Here you can see that through June these visits were going up, but since early July, they have been decreasing. This could mean fewer infected people. Not everyone needs to visit the ED for management nor need inpatient management. Fewer people requesting help, though, can indicate fewer cases among the public at large.

To get a full impression on infection rate, I suggest to look at the R0 estimate. Today, the R0 for Florida is 0.98, meaning COVID infections are contracting not expanding.

What is great about this website, their algorithm attempts to correct for testing volume giving a potentially more accurate true infection rate. For the end of July, this implied infections is more encouraging than the absolute reported positives.

Mortality Rate

COVID infections matter because people die from it. To understand the COVID situation it is also important to look at the deaths by day from COVID.

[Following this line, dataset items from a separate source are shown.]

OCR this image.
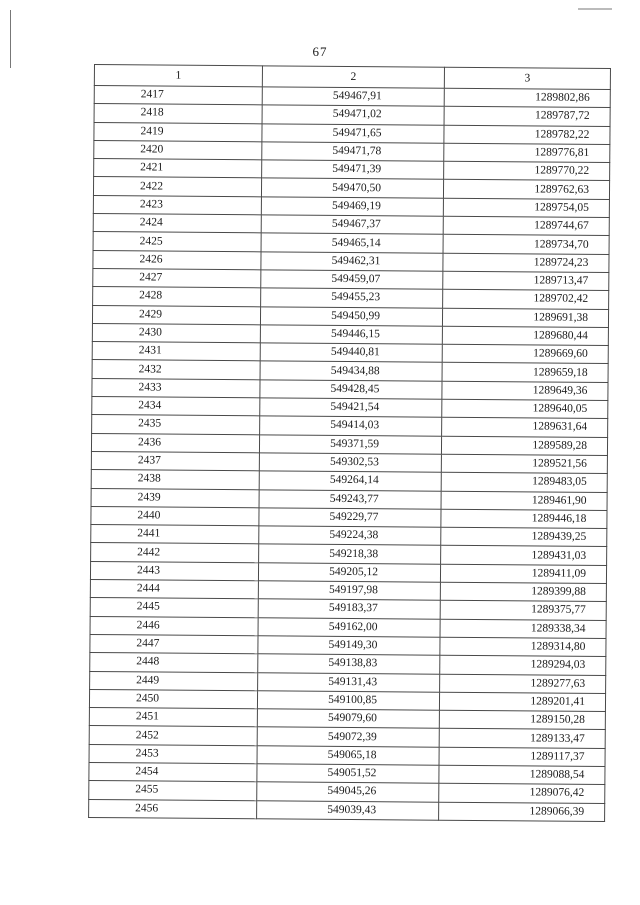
67
1	2	3
2417	549467,91	1289802,86
2418	549471,02	1289787,72
2419	549471,65	1289782,22
2420	549471,78	1289776,81
2421	549471,39	1289770,22
2422	549470,50	1289762,63
2423	549469,19	1289754,05
2424	549467,37	1289744,67
2425	549465,14	1289734,70
2426	549462,31	1289724,23
2427	549459,07	1289713,47
2428	549455,23	1289702,42
2429	549450,99	1289691,38
2430	549446,15	1289680,44
2431	549440,81	1289669,60
2432	549434,88	1289659,18
2433	549428,45	1289649,36
2434	549421,54	1289640,05
2435	549414,03	1289631,64
2436	549371,59	1289589,28
2437	549302,53	1289521,56
2438	549264,14	1289483,05
2439	549243,77	1289461,90
2440	549229,77	1289446,18
2441	549224,38	1289439,25
2442	549218,38	1289431,03
2443	549205,12	1289411,09
2444	549197,98	1289399,88
2445	549183,37	1289375,77
2446	549162,00	1289338,34
2447	549149,30	1289314,80
2448	549138,83	1289294,03
2449	549131,43	1289277,63
2450	549100,85	1289201,41
2451	549079,60	1289150,28
2452	549072,39	1289133,47
2453	549065,18	1289117,37
2454	549051,52	1289088,54
2455	549045,26	1289076,42
2456	549039,43	1289066,39
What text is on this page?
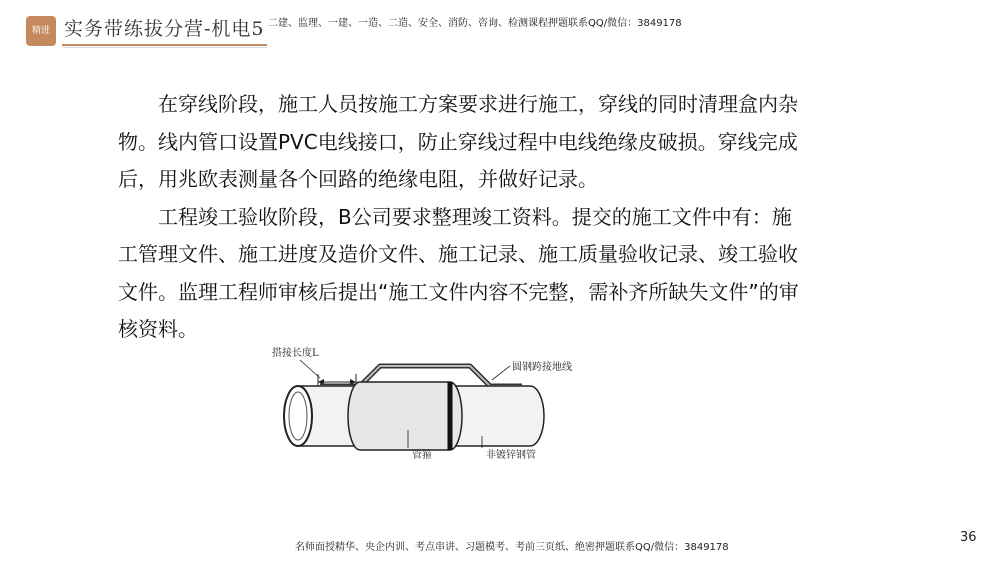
精进 实务带练拔分营-机电5 二建、监理、一建、一造、二造、安全、消防、咨询、检测课程押题联系QQ/微信：3849178

在穿线阶段，施工人员按施工方案要求进行施工，穿线的同时清理盒内杂物。线内管口设置PVC电线接口，防止穿线过程中电线绝缘皮破损。穿线完成后，用兆欧表测量各个回路的绝缘电阻，并做好记录。

工程竣工验收阶段，B公司要求整理竣工资料。提交的施工文件中有：施工管理文件、施工进度及造价文件、施工记录、施工质量验收记录、竣工验收文件。监理工程师审核后提出“施工文件内容不完整，需补齐所缺失文件”的审核资料。

搭接长度L
圆钢跨接地线
管箍	非镀锌钢管
36
名师面授精华、央企内训、考点串讲、习题模考、考前三页纸、绝密押题联系QQ/微信：3849178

At first glance, this looks great, the death rate has dropped dramatically compared with a more flat decrease of infections. I expect there to be a real decrease here, but not as dramatic as this snapshot appears. The numbers from more recent days are under reported, as this data comes from death certificate reports. These will trickle in over the next couple of weeks making this a tough trend to monitor.


We “flattened the curve” for COVID to not overrun hospital capacity to care for the sick. As of today, we have 8,992 people hospitalized with the primary diagnosis of COVID. This number is meaningless unless we know what our available hospital bed capacity is. Today, we have 21.91% of our hospital beds available in Florida (15.95% of our ICU beds remain available).

COVID-19 Prevalence

I estimate prevalence (percent of the population who are infected) by totaling the new cases from the last 14 days (as it usually takes 10-14 days to recover) and dividing by the State population. This result is only a guide and will be inaccurate at any level more granular than the state (unless you use county or city numbers).

At this moment, I estimate the prevalence of COVID-19 in Florida at: 0.75%. This is the percent of the population in Florida with an active COVID-19 infection. This number is obviously not consistent across the state; in cities, the prevalence is much higher, while in rural areas likely much lower. In general, though, this is a very low prevalence disease.

Hopefully this helps you out as you continue precautions against COVID-19.